Tying the Knot: Macramé Wedding Decor Is All the Rage

Local macramé artist Renata Stone of Knottery Fiber Art weaves wedding dreams with her one-of-a-kind, knotted works of art.

With twoolf July 26, 2017 Published in the Summer/Fall 2017 issue of Park City Magazine

CALL IT A CRAFTY COMEBACK: macramé is having a moment. Today, the bohemian trend is moving beyond hanging plant holders (although we dig those, too) and weaving its way into modern weddings, whether used to create an organic altar or textural bouquet wrap. Just look to these custom pieces by local macramé artist Renata Stone, owner of Knottery Fiber Art, for proof.

Stone got the crafty itch while planning her own wedding on a tight budget. “I made everything for it, from the paper flowers to the décor and even the food,” she recalls. Her DIY efforts paid off: Her nuptials were featured on numerous wedding blogs, and photos from the big day have been pinned more than 55,000 times. After the confetti had settled, she felt a creative void, so she picked up photography, and then fiber art.
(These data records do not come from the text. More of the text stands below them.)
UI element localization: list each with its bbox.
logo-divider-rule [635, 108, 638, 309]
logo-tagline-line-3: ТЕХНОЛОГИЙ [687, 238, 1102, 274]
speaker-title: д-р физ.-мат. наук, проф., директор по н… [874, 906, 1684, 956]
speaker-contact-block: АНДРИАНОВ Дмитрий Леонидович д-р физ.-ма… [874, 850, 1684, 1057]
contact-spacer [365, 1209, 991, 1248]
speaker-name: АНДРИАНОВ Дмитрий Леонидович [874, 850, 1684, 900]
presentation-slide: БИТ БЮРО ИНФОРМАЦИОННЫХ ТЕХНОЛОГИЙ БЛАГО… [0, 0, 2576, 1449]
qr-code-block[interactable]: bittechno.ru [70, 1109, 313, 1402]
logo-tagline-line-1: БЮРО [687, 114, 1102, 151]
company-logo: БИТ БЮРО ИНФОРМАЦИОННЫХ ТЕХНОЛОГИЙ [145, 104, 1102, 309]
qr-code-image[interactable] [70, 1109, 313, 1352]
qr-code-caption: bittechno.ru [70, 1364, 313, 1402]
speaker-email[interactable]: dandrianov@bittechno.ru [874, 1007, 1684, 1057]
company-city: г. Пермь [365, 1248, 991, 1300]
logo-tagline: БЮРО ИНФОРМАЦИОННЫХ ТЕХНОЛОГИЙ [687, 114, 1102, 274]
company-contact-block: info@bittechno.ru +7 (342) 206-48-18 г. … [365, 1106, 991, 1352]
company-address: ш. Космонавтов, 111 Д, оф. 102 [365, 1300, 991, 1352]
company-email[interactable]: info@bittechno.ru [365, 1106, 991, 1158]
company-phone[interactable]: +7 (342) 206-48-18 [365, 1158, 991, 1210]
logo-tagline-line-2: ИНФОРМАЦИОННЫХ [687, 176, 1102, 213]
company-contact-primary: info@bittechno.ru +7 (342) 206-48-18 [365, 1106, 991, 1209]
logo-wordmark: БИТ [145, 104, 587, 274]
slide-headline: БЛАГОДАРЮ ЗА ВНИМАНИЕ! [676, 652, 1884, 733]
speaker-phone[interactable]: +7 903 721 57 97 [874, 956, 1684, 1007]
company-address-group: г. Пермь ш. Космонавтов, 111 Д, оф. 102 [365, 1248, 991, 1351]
Most of her macramé work consists of commissioned pieces for homes, but she’s also made ceremony backdrops for weddings (like the one pictured above), as well as favors and tablescape details. She says macramé décor helps create a cozy, hygge-inspired atmosphere. “For the past few years in design, we’ve seen a very minimal, almost sparse aesthetic, which is timeless and beautiful but can feel a bit sterile at times,” she says. “I think textures like macramé introduce some warmth and help break up the monotony.”

Stone loves when couples want an item that they can incorporate into their celebration and their abode, like one couple who requested a macramé backdrop for their vows and later hung the piece above their bed. “I would love to make an oversize chandelier-style installation above a ceremony site,” she muses, too. “Unfortunately, I haven’t found anyone interested in that yet.” Any takers?